One can create (forgetting the complex bit) continuous functions from R to R that are almost nowhere differentiable, I seem to recall. Possibly even nowhere differentiable, but I can't think of any easy examples that match the rest of the standard of this question, hence I presume it means analytic.

So, f(z) = |z| is nowhere analytic, but is certainly continuous and considered as a function from R^2 to R it is real differentiable everywhere.

 

[nocheesie]

i think you were right. not differentiable is more stringent than no analytic anywhere... i think...
i understand the first one now. i just need something that once it's squared, it'll be outside the range of -pi to pi.
the second one is much easier than i thought ^_^
the third one i chose {1}
i have the answers to the last 2 now as well.
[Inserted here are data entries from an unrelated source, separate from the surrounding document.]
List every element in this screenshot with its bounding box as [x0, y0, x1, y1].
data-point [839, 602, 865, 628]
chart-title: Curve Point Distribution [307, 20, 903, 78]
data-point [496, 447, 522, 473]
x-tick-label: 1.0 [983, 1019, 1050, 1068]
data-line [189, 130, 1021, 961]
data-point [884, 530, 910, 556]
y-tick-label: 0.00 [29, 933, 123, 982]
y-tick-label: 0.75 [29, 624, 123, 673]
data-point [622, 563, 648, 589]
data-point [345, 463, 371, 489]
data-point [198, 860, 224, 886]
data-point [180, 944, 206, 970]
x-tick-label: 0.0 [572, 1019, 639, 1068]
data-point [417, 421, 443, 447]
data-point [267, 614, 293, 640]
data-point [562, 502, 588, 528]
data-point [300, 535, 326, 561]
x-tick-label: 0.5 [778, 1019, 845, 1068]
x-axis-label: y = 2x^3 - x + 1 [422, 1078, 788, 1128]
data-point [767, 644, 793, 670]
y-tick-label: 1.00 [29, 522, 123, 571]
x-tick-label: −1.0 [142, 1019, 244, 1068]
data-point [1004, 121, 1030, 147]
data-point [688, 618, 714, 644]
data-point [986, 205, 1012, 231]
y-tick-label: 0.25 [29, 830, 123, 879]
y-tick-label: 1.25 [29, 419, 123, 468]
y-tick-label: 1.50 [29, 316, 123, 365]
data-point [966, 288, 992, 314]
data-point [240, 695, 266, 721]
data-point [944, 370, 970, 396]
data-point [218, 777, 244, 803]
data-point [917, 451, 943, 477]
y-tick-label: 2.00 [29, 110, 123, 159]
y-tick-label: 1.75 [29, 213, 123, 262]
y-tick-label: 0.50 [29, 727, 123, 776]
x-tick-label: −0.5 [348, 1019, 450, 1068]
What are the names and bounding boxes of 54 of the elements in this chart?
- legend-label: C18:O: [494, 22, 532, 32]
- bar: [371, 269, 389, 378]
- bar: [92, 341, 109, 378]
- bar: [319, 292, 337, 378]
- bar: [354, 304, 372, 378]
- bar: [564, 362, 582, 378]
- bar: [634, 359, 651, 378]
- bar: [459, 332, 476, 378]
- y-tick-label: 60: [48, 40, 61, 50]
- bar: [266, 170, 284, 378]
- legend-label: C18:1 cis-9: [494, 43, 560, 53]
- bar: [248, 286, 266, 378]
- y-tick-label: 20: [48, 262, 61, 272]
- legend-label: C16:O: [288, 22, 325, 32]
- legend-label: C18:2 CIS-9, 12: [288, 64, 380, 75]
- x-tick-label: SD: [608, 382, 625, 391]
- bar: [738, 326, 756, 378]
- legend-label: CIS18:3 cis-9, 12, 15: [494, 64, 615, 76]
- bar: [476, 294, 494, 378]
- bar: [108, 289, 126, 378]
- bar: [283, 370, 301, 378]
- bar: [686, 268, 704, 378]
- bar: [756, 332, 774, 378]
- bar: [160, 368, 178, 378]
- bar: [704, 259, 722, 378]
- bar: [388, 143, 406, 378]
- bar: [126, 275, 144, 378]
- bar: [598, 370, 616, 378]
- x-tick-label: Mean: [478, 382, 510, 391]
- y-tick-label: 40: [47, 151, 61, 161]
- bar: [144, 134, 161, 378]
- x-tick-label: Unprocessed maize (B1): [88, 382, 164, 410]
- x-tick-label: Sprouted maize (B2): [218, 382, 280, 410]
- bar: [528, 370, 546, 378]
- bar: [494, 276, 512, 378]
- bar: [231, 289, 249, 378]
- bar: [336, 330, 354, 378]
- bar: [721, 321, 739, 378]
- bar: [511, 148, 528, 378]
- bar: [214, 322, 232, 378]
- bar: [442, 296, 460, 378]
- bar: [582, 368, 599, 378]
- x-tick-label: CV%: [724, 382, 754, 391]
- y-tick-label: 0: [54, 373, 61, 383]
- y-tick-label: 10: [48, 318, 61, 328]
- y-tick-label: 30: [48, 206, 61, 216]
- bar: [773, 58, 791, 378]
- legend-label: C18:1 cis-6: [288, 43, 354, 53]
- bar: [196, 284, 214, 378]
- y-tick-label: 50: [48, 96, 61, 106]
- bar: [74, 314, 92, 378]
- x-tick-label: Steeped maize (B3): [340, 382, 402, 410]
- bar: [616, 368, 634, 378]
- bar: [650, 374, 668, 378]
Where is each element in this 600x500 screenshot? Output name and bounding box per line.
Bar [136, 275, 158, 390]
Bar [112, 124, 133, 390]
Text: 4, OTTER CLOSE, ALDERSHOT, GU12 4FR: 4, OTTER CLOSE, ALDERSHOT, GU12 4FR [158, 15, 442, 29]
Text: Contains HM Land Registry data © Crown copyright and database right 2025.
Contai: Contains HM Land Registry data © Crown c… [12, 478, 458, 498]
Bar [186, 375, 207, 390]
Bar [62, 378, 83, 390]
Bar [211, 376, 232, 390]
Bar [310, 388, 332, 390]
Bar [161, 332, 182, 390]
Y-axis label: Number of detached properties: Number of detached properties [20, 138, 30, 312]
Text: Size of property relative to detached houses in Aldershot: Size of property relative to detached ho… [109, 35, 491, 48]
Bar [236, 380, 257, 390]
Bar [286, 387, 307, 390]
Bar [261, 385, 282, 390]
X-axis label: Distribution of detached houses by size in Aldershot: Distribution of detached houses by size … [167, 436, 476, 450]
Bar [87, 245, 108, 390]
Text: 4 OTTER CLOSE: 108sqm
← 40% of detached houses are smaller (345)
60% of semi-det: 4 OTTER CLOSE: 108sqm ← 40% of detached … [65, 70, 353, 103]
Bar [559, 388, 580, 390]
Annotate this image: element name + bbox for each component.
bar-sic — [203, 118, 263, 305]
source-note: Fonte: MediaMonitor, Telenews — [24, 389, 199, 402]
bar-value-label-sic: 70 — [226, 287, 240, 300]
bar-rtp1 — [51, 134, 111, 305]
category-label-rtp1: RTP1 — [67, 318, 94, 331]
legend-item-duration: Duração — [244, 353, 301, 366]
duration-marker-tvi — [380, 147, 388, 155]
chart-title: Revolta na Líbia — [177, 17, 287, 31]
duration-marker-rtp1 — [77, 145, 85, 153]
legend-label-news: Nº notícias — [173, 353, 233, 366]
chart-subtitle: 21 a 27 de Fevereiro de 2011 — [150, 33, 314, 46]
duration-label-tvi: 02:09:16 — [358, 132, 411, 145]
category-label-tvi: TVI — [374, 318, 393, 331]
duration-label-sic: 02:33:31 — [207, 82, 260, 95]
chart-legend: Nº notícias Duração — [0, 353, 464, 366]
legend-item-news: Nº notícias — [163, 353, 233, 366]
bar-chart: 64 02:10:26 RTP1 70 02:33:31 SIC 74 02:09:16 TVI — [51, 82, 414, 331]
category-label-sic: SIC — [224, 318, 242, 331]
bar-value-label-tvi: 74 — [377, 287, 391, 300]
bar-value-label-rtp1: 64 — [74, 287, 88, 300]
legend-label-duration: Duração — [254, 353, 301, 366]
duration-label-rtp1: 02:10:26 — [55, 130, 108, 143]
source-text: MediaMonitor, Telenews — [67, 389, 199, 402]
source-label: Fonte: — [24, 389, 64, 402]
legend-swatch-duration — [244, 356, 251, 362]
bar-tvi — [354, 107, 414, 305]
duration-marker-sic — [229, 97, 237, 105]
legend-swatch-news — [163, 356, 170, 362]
thanks so much to all of you for helping! you guys rule! d=^_^=b

 

[xorbie]

So..." not differentiable" would mean not diffentiable at any single point, right?
Which is much more stringent than not analytic anywhere, right? Because you could have a function differentiable at a bunch of isolated points (but not in any neighbourhood of any of those points), that qualifies as not analytic anywhere? Am I getting it?

Actually, AFAIK it doesn't have to be a bunch of isolated points. For example, a function that is differentiable on a line (or finite union of lines) is not analytic anywhere, because the lines do not form a domain.

Ah, I see...so does this hint you gave him suggest that any number that crosses the "branch cut" (negative real axis) when squared would work?

Basically, yeah. You can analyze the problem by switching from Arg(z) to arg(z), doing the problem and then figuring out with the primary value would be of arg(z^2).